At the center of the installation, inside a booth with a gold interior, will be a presentation of Drucker’s videos, including “Lost Lake”, “At Least You Know You Exist”, and “You will never, ever be a woman. You must live the rest of your days entirely as a man, and you will only get more masculine with each passing year. There is no way out.”  Filmed at the peak of autumn foliage in a rural Midwestern US locale, “Lost Lake” (produced in collaboration with A.L. Steiner), a non-narrative short film, posits beauty and fear as inextricable from the psyche of the American landscape. Contemplative moments and stunning vistas are jarringly punctuated with the vocabularies of witch-hunts, hate crimes and psychological violence.  

Accompanying the video in the space will be four light boxes from the photo series “Don’t Look At Me Like That”, a collaboration with London-based photographer Manual Vason, which employs a range of house-hold props and tableaus that strive toward the portrayal of bodily identity—infused with acute, masochistic emotional compulsions.

Exhibited salon style on the exterior walls of the booth will be photographs from “Distance is where the heart is, home is where you hang your heart”. (See reverse side for description.)

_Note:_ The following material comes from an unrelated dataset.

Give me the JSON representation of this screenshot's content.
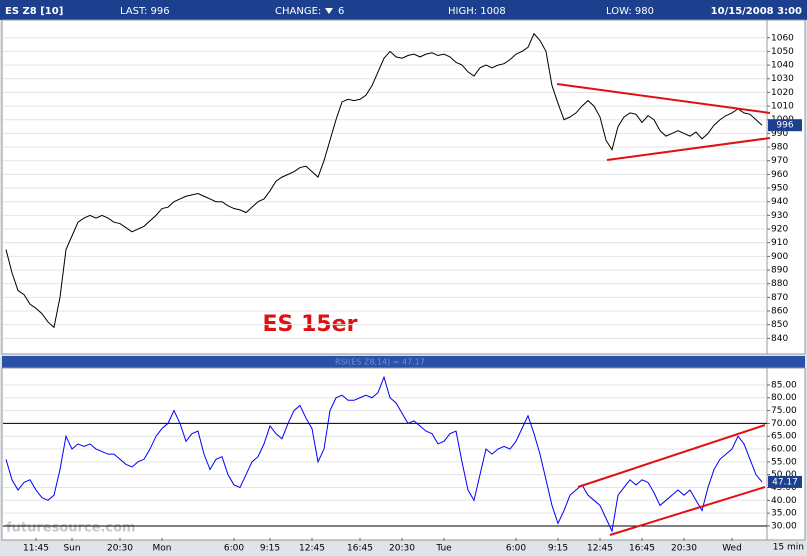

Zackary Drucker earned a MFA from the California Institute of the Arts in 2007 and a BFA from the School of Visual Arts in 2005. She has performed and exhibited her work internationally in venues including the 54th Venice Biennale (Swiss Off-Site Pavilion); Curtat Tunnel, Lausanne, Switzerland; L.u.c.c.a. Museum of Contemporary Art, Lucca, IT; Centre Georges Pompidou, Paris; Hammer Museum, Los Angeles; REDCAT and LACE, Los Angeles; Yerba Buena Center for the Arts, San Francisco, CA; Deitch Projects and Leo Koenig Inc., New York; and Steve Turner Contemporary, Los Angeles, among others.